Aberdeen Gardens Historic District – 57 Mary Peak Boulevard
In 1934 the process of building and planning Aberdeen Gardens, “ a neighborhood built by blacks for blacks”, began. This neighborhood was the first of its kind planned, built, and managed totally by African Americans. When it was completed. 154 homes were built on half acre lots. A greenbelt was left for community farming and live stock, making the neighborhood self sustaining. 70 years later the homes still stand where many of them house relatives of the original inhabitants. The community continues to work together to maintain the history of the neighborhood.
Hampton University and Hampton University Museum
The University is more than a historically black college: it is the sight of many triumphs for the African American community. The Emancipation Oak stands proudly today on the university grounds and was where the first southern reading of the Emancipation Proclamation was held. The Hampton University Museum is the oldest African American Museum in the country and one of the oldest in Virginia. The museum houses over 9,000 objects.
Some notable Alumni:
• Booker T. Washington
• Samuel Chapman Armstrong
• Alberta Williams King
There are many more that can be found here.
Little England Chapel – 4100 Kecoughtan Road
The Chapel was built in 1879 and is the only known African American missionary chapel in Virginia. Today you can visit the chapel to glance into the lives of the post civil war congregation.
J. J. Moore Visitor, Archives & Family Life Center - 2216 Long Ridge Road
The only visitor center in the Commonwealth of Virginia with an Afro-Union and Afro-Virginian repository theme.
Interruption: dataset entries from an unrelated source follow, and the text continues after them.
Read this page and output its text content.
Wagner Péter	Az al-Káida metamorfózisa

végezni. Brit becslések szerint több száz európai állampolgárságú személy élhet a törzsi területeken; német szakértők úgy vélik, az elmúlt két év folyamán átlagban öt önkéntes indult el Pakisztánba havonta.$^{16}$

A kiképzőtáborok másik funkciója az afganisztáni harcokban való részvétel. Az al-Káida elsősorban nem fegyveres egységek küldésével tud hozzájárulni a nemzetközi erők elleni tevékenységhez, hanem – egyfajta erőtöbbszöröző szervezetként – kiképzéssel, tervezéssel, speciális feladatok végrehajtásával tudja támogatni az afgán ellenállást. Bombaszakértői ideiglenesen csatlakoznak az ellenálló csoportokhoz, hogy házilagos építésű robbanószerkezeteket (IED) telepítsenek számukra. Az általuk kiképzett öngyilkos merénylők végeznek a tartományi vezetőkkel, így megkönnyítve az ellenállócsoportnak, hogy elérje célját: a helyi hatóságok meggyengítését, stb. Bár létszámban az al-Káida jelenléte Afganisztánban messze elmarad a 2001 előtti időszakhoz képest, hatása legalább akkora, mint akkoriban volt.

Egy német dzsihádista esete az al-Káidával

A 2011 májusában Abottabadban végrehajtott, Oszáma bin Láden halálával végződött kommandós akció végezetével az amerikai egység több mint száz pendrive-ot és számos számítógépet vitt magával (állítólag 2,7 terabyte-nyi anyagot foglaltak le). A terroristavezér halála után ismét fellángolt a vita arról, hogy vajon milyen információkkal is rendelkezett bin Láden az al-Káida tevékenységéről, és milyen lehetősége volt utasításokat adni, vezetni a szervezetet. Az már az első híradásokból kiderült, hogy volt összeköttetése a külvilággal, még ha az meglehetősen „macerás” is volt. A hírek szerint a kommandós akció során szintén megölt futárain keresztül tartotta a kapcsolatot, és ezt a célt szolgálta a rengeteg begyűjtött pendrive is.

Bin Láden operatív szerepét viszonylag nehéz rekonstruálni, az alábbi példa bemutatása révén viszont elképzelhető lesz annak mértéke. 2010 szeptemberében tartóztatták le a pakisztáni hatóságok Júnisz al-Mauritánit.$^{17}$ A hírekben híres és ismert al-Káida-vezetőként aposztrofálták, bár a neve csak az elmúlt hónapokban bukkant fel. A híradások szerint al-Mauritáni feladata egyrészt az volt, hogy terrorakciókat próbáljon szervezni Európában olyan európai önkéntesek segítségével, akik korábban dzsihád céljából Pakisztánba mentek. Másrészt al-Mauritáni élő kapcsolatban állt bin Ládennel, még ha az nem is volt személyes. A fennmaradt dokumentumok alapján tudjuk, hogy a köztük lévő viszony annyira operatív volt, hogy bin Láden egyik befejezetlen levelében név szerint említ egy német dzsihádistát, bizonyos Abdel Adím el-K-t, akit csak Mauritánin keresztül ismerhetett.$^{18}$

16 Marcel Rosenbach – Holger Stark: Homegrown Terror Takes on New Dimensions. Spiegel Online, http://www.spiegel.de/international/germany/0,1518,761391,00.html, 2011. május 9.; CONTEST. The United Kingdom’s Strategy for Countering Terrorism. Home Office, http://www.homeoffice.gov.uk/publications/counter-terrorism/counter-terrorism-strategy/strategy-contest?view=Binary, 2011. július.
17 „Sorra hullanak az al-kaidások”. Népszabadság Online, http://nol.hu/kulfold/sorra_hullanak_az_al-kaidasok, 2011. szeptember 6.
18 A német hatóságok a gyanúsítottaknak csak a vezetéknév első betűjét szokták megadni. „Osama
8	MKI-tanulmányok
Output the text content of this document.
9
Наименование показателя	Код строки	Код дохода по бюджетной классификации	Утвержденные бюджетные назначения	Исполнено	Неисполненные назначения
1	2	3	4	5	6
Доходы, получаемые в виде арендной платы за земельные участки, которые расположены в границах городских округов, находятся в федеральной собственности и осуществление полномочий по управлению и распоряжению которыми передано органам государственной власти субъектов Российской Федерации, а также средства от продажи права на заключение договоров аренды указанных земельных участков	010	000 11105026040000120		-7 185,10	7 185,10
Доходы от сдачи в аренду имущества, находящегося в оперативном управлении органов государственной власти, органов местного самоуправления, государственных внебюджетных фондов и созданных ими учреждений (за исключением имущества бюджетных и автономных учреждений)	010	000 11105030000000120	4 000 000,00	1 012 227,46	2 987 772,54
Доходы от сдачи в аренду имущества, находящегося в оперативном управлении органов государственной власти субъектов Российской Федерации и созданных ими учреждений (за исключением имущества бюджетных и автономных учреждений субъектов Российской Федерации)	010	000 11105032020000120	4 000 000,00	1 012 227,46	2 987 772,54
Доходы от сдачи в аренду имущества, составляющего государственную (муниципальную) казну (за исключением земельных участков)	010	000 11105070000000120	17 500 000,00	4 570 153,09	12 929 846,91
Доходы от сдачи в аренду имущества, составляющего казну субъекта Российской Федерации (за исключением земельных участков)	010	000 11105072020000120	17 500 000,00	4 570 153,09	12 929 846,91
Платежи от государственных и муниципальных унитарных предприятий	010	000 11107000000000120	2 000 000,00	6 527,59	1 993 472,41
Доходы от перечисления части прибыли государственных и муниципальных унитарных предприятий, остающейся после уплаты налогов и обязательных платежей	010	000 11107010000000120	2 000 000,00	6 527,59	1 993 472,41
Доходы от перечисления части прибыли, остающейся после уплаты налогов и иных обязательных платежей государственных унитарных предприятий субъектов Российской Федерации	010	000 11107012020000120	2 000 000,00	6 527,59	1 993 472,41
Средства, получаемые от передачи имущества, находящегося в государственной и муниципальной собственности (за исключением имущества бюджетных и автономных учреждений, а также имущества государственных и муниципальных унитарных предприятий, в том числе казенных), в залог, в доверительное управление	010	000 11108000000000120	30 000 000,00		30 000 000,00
The West Point Marker, African American Civil War Memorial
The monument depicts Sergeant William H. Carney, a Norfolk native who, while badly wounded, saved the US flag from capture. He was one of the first black soldiers to receive the Medal of Honor. It is a lasting tribute to those brave men who fought and died for freedom.
Attucks Theatre - 1010 Church Street
Opened in 1919, it is one of the only theaters in Virginia to be financed, designed, and built exclusively by African Americans. It's named after Crispus Attucks, a black man killed in the Boston Massacre of 1770 who was the first casualty of the American Revolution.
Blyden Branch Library - 879 E. Princess Anne Road
The Blyden Branch library was the First Public Library for African Americans supported by a city in Virginia. It was not an easy task for those who worked relentlessly to open more doors for the black community. but in 1921 the library finally opened.
John T. West School - 1425 Bolton Street
The John T. West School was the first accredited African American high school in the south. It is the only remaining African American school in Norfolk and is one of the oldest remaining schools in the city.
Emanuel A.M.E. Church - 637 North Street
The Emanuel A.M.E Church congregation has a long history dating back to 1772. It was not only a place to worship for African Americans but a stop on the Underground Railroad. The church is the second oldest church building in the city of Portsmouth.
Fisher's Hill Cemetery - southern edge of I-264 off Deep Creek Boulevard
Prominent local African Americans are in their final resting place here such as I.C. Norcom, Jeffry Wilson, Ida Barbour, and others. This is one of 3 all black adjoining cemeteries. Medal of Honor Monument - at intersection of High Street and Water Street This monument honors 11 African American soldiers who received the Medal of Honor during the civil war. These brave men rushed in to take control of the nations colors from one of their dying comrades.
Truxtun Historic District
The district was the nation’s first government funded housing district built exclusively for African Americans. Construction began in 1910 on 250 homes. A school was also built on these grounds but was demolished in 1990. Today many of the descendents of the original owners live in the homes.